– Más tarde no querrá comprar -dijo ella con impaciencia-. Ya se habrá marchado de aquí. Se supondrá que se lo hemos vendido a los italianos por un precio más alto y se largará.
– Siempre nos podremos poner en contacto con él.
– Entonces pensará que no pudimos vendérselo a los italianos y nos ofrecerá una miseria. O peor, le dirá al Encargado de Negocios iraquí que presente una queja al Quai d'Orsay por tener en nuestras manos ilegalmente una posesión perteneciente a un ciudadano iraquí. La única razón por la que no lo hace ahora es porque tiene miedo que le vendamos los informes a otros.
– Muy bien. Esto nos lleva a la segunda posibilidad. Ponemos este dinero en lugar seguro por el momento, vamos a la policía por la mañana y enviamos la segunda copia por correo a Farisi como regalo gratuito.

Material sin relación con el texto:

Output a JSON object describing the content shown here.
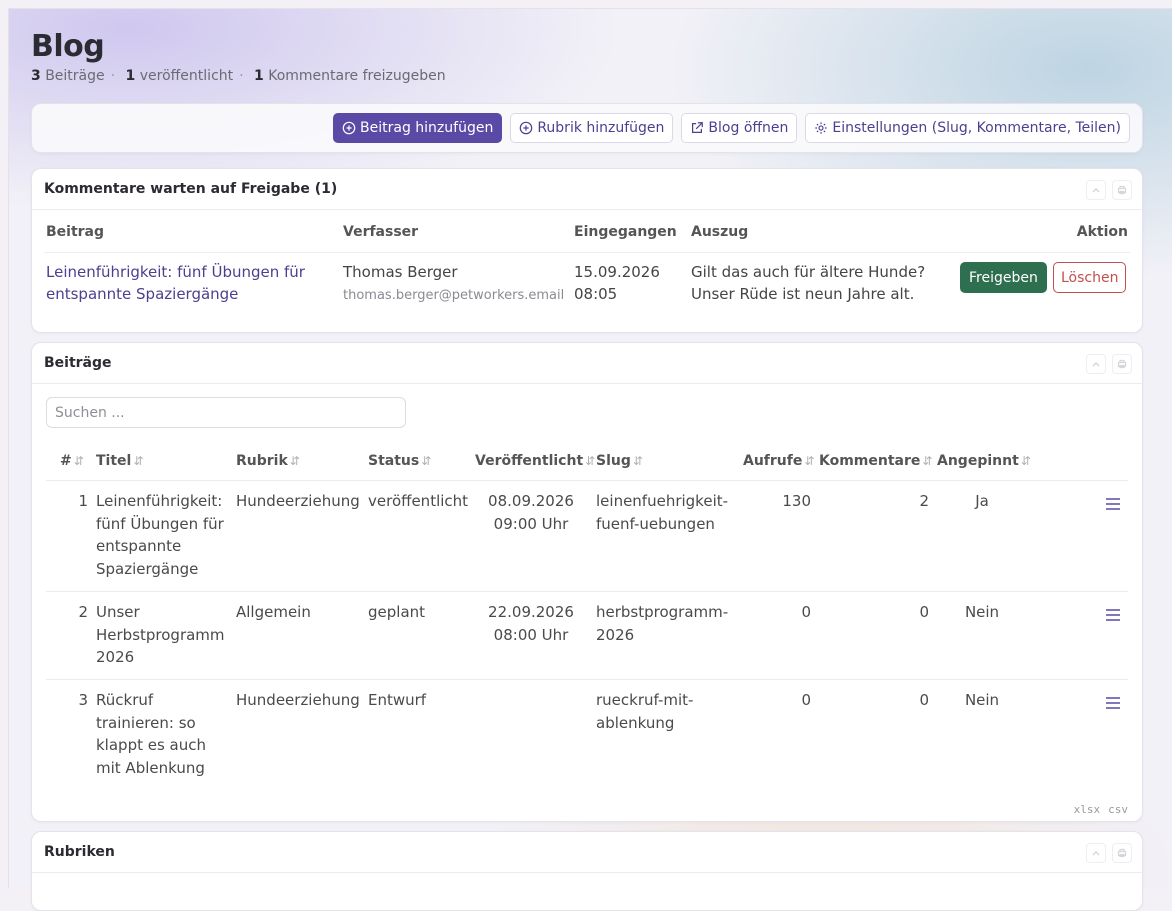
{
  "page": {
    "title": "Blog",
    "stats": [
      {
        "count": "3",
        "label": "Beiträge"
      },
      {
        "count": "1",
        "label": "veröffentlicht"
      },
      {
        "count": "1",
        "label": "Kommentare freizugeben"
      }
    ]
  },
  "toolbar": {
    "add_post": "Beitrag hinzufügen",
    "add_category": "Rubrik hinzufügen",
    "open_blog": "Blog öffnen",
    "settings": "Einstellungen (Slug, Kommentare, Teilen)"
  },
  "comments": {
    "title": "Kommentare warten auf Freigabe (1)",
    "columns": [
      "Beitrag",
      "Verfasser",
      "Eingegangen",
      "Auszug",
      "Aktion"
    ],
    "rows": [
      {
        "post_line1": "Leinenführigkeit: fünf Übungen für",
        "post_line2": "entspannte Spaziergänge",
        "author": "Thomas Berger",
        "email": "thomas.berger@petworkers.email",
        "date": "15.09.2026",
        "time": "08:05",
        "excerpt_line1": "Gilt das auch für ältere Hunde?",
        "excerpt_line2": "Unser Rüde ist neun Jahre alt.",
        "approve": "Freigeben",
        "delete": "Löschen"
      }
    ]
  },
  "posts": {
    "title": "Beiträge",
    "search_placeholder": "Suchen ...",
    "columns": {
      "num": "#",
      "title": "Titel",
      "category": "Rubrik",
      "status": "Status",
      "published": "Veröffentlicht",
      "slug": "Slug",
      "views": "Aufrufe",
      "comments": "Kommentare",
      "pinned": "Angepinnt"
    },
    "rows": [
      {
        "num": "1",
        "title": [
          "Leinenführigkeit:",
          "fünf Übungen für",
          "entspannte",
          "Spaziergänge"
        ],
        "category": "Hundeerziehung",
        "status": "veröffentlicht",
        "published": [
          "08.09.2026",
          "09:00 Uhr"
        ],
        "slug": [
          "leinenfuehrigkeit-",
          "fuenf-uebungen"
        ],
        "views": "130",
        "comments": "2",
        "pinned": "Ja"
      },
      {
        "num": "2",
        "title": [
          "Unser",
          "Herbstprogramm",
          "2026"
        ],
        "category": "Allgemein",
        "status": "geplant",
        "published": [
          "22.09.2026",
          "08:00 Uhr"
        ],
        "slug": [
          "herbstprogramm-",
          "2026"
        ],
        "views": "0",
        "comments": "0",
        "pinned": "Nein"
      },
      {
        "num": "3",
        "title": [
          "Rückruf",
          "trainieren: so",
          "klappt es auch",
          "mit Ablenkung"
        ],
        "category": "Hundeerziehung",
        "status": "Entwurf",
        "published": [
          "",
          ""
        ],
        "slug": [
          "rueckruf-mit-",
          "ablenkung"
        ],
        "views": "0",
        "comments": "0",
        "pinned": "Nein"
      }
    ],
    "export": [
      "xlsx",
      "csv"
    ]
  },
  "categories": {
    "title": "Rubriken"
  }
}
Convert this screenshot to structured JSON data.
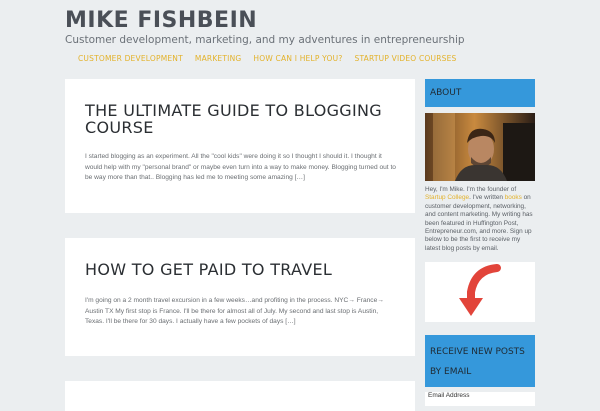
{
  "site": {
    "title": "MIKE FISHBEIN",
    "tagline": "Customer development, marketing, and my adventures in entrepreneurship"
  },
  "nav": {
    "items": [
      {
        "label": "CUSTOMER DEVELOPMENT"
      },
      {
        "label": "MARKETING"
      },
      {
        "label": "HOW CAN I HELP YOU?"
      },
      {
        "label": "STARTUP VIDEO COURSES"
      }
    ]
  },
  "posts": [
    {
      "title": "THE ULTIMATE GUIDE TO BLOGGING COURSE",
      "excerpt": "I started blogging as an experiment. All the \"cool kids\" were doing it so I thought I should it. I thought it would help with my \"personal brand\" or maybe even turn into a way to make money. Blogging turned out to be way more than that.. Blogging has led me to meeting some amazing […]"
    },
    {
      "title": "HOW TO GET PAID TO TRAVEL",
      "excerpt": "I'm going on a 2 month travel excursion in a few weeks…and profiting in the process. NYC→ France→ Austin TX My first stop is France. I'll be there for almost all of July. My second and last stop is Austin, Texas. I'll be there for 30 days. I actually have a few pockets of days […]"
    }
  ],
  "sidebar": {
    "about_title": "ABOUT",
    "about": {
      "t1": "Hey, I'm Mike. I'm the founder of ",
      "link1": "Startup College",
      "t2": ". I've written ",
      "link2": "books",
      "t3": " on customer development, networking, and content marketing. My writing has been featured in Huffington Post, Entrepreneur.com, and more. Sign up below to be the first to receive my latest blog posts by email."
    },
    "subscribe_title": "RECEIVE NEW POSTS BY EMAIL",
    "email_label": "Email Address"
  },
  "colors": {
    "accent": "#e3b22b",
    "widget_blue": "#3598db",
    "arrow_red": "#e2443a",
    "background": "#ebeef0"
  },
  "icons": {
    "arrow": "curved-down-arrow-icon"
  }
}
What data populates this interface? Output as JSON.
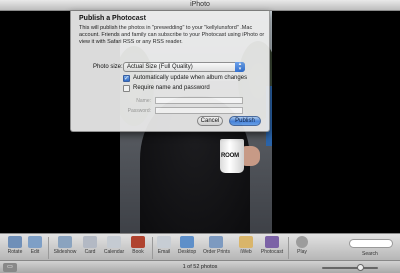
{
  "window": {
    "title": "iPhoto"
  },
  "dialog": {
    "heading": "Publish a Photocast",
    "description": "This will publish the photos in \"prewedding\" to your \"kellylunsford\" .Mac account. Friends and family can subscribe to your Photocast using iPhoto or view it with Safari RSS or any RSS reader.",
    "photo_size_label": "Photo size:",
    "photo_size_value": "Actual Size (Full Quality)",
    "auto_update_label": "Automatically update when album changes",
    "auto_update_checked": true,
    "require_login_label": "Require name and password",
    "require_login_checked": false,
    "name_label": "Name:",
    "password_label": "Password:",
    "name_value": "",
    "password_value": "",
    "cancel_label": "Cancel",
    "publish_label": "Publish"
  },
  "photo": {
    "cup_text": "ROOM"
  },
  "toolbar": {
    "tools": [
      {
        "label": "Rotate",
        "icon": "rotate-icon",
        "color": "#6f8fb8"
      },
      {
        "label": "Edit",
        "icon": "edit-icon",
        "color": "#7e9fc6"
      },
      {
        "label": "Slideshow",
        "icon": "slideshow-icon",
        "color": "#8aa3bf"
      },
      {
        "label": "Card",
        "icon": "card-icon",
        "color": "#b3b9c4"
      },
      {
        "label": "Calendar",
        "icon": "calendar-icon",
        "color": "#c5cbd2"
      },
      {
        "label": "Book",
        "icon": "book-icon",
        "color": "#b0432f"
      },
      {
        "label": "Email",
        "icon": "email-icon",
        "color": "#c7cdd4"
      },
      {
        "label": "Desktop",
        "icon": "desktop-icon",
        "color": "#5e8fc9"
      },
      {
        "label": "Order Prints",
        "icon": "order-prints-icon",
        "color": "#7d9ac0"
      },
      {
        "label": "iWeb",
        "icon": "iweb-icon",
        "color": "#d9b56a"
      },
      {
        "label": "Photocast",
        "icon": "photocast-icon",
        "color": "#7b62a6"
      },
      {
        "label": "Play",
        "icon": "play-icon",
        "color": "#9c9c9c"
      }
    ],
    "search_label": "Search"
  },
  "status": {
    "count_text": "1 of 52 photos",
    "zoom_level": 0.68
  }
}
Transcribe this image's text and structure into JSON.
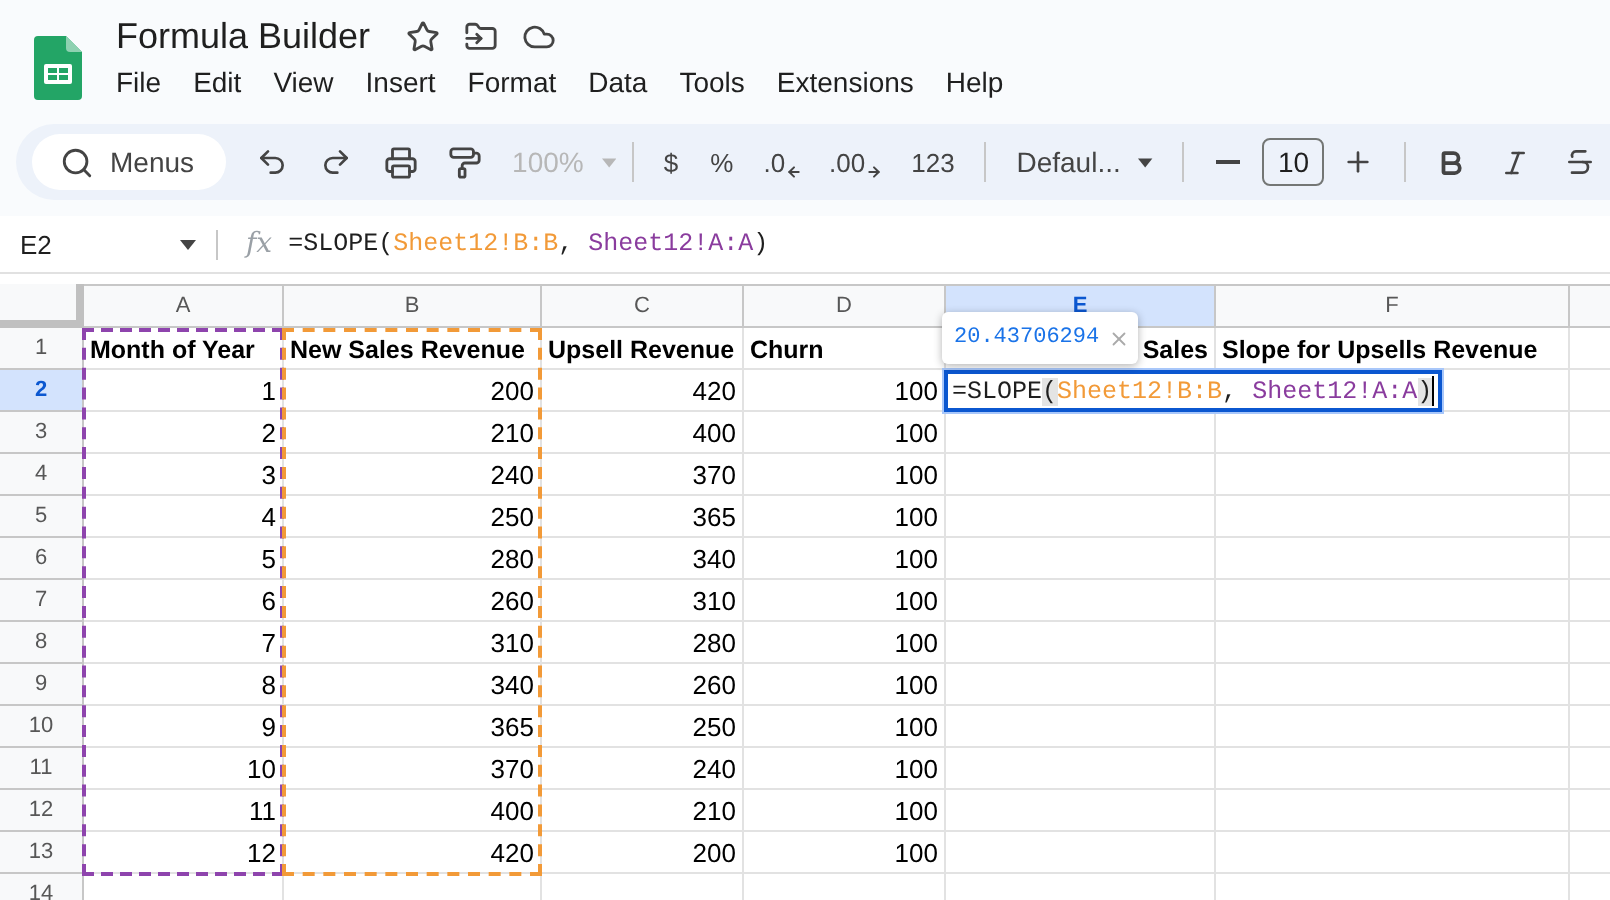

Hubo un tenso silencio. Yo no le miraba a la cara, pero sentía que ella me examinaba con todo cuidado.
– ¿Es eso lo que deseas hacer, amigo mío? -dijo al fin.
Yo levanté la vista. Lucía tenía los puños agresivamente clavados en las caderas. En cualquier momento, uno de ellos iba a salir disparado hacia mí, pensé.
– Eso depende.
– ¿De qué?
Me di cuenta, al preparar la respuesta, que me iba a obligar a mí mismo a actuar de un modo que me aterrorizaba. En cierto sentido, fue como en el momento en que me tomé los barbitúricos. El acto de tragar las pastillas, ayudándolas con coñac y agua, había sido casi automático, como si las manos y la garganta hubiesen actuado independientemente del cuerpo al que pertenecían con la finalidad de ejecutar una sentencia.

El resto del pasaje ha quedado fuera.